Carlson Wagonlit Travel said it expects “mid-single-digit declines” in net sales globally and a fall of “closer to 10 percent” in the United States in 2009.President and CEO Doug Anderson said total sales rose 7 percent in 2008 from $26 billion to $27.8 billion. The lowest growth was in the United States and France, both up 2 percent. China and Brazil were the strongest performers, up 25 percent and 24 percent, respectively, while Germany/Austria was up 11 percent and the United Kingdom up 7 percent. Anderson said new business sales were $2.4 billion worldwide last year, down from $3 billion in 2007 but still higher than $1.9 billion in 2006.
CWT clients have reduced their travel expenditure for 2009 by up to 50 percent in the most extreme cases, with 30 percent to 45 percent cuts not unusual in the banking sector, which accounts for a relatively small 8 percent of the travel management company’s volume.
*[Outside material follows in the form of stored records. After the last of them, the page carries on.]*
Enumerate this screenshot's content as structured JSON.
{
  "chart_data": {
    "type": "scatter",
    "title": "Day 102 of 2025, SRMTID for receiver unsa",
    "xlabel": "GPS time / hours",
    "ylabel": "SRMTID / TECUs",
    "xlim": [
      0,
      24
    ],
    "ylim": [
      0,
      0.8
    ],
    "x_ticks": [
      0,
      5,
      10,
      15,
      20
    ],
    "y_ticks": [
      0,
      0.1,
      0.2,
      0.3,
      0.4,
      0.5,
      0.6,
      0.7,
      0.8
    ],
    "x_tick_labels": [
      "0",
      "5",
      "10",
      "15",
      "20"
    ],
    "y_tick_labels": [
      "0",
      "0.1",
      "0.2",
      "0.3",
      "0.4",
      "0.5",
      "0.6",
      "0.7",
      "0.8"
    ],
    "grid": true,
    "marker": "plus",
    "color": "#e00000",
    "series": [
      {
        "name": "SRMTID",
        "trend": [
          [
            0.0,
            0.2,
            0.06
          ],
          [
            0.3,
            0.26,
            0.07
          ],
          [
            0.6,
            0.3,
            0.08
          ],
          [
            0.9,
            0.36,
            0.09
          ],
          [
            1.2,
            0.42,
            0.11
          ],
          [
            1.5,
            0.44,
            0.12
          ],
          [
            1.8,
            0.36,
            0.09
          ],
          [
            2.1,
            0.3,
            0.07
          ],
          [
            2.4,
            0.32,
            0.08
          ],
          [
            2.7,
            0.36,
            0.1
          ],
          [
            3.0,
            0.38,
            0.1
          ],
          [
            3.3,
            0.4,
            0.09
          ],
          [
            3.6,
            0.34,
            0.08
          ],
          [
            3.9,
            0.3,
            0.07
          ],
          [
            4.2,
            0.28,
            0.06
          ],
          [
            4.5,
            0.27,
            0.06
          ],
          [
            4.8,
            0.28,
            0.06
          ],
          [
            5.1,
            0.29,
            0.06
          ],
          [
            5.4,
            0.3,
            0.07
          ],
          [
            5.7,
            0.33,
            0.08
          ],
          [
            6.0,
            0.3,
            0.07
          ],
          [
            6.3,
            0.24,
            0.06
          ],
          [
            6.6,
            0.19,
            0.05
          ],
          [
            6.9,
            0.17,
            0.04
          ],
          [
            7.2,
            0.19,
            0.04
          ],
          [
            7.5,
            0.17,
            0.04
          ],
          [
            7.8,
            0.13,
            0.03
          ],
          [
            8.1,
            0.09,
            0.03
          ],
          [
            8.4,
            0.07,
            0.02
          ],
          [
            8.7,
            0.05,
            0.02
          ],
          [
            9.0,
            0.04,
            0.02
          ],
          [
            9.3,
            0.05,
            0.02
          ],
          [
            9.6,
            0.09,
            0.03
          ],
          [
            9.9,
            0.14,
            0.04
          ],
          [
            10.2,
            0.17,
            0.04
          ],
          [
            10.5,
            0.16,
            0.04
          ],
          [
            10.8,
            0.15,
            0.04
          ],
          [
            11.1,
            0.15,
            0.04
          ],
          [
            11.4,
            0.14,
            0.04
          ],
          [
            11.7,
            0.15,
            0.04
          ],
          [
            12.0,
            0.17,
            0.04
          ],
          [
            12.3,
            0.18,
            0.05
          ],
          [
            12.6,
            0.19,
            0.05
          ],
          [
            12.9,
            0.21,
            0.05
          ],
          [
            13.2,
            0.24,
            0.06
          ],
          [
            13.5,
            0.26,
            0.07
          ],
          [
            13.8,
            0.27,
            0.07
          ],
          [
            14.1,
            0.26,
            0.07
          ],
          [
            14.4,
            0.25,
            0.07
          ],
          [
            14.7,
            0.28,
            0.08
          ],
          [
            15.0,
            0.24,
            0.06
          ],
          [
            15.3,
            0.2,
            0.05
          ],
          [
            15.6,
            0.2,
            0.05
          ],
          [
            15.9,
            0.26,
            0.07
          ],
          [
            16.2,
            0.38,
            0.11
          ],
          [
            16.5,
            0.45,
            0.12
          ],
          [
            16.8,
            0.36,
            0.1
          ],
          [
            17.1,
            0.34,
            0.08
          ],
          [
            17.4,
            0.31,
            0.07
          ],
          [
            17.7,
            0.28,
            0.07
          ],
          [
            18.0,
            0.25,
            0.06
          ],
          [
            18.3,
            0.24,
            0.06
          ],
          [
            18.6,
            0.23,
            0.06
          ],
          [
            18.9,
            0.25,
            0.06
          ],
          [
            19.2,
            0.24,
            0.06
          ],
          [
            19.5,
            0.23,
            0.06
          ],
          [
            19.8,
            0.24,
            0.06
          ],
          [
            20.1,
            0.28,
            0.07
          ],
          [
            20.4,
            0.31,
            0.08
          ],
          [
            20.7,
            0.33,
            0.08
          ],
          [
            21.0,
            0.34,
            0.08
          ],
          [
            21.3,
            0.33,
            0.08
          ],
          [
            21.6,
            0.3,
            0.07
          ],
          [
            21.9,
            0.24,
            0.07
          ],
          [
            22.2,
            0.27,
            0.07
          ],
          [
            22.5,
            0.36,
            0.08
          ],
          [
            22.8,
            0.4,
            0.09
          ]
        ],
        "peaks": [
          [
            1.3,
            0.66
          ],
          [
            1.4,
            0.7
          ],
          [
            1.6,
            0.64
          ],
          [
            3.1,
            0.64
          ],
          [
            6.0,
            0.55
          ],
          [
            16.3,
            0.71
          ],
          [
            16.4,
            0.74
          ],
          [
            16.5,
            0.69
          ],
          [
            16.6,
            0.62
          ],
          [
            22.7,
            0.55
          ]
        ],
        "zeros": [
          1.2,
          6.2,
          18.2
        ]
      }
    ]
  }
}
“The reductions we have seen are pretty severe and being implemented really quickly,” said Anderson. One buoyant source of business, however, is the public sector, which the CWT CEO said is up in both the United States and United Kingdom.
CWT said it will be trimming its workforce by not renewing temporary contracts. However, Anderson said: “We have no plans to make massive headcount reductions in any region.”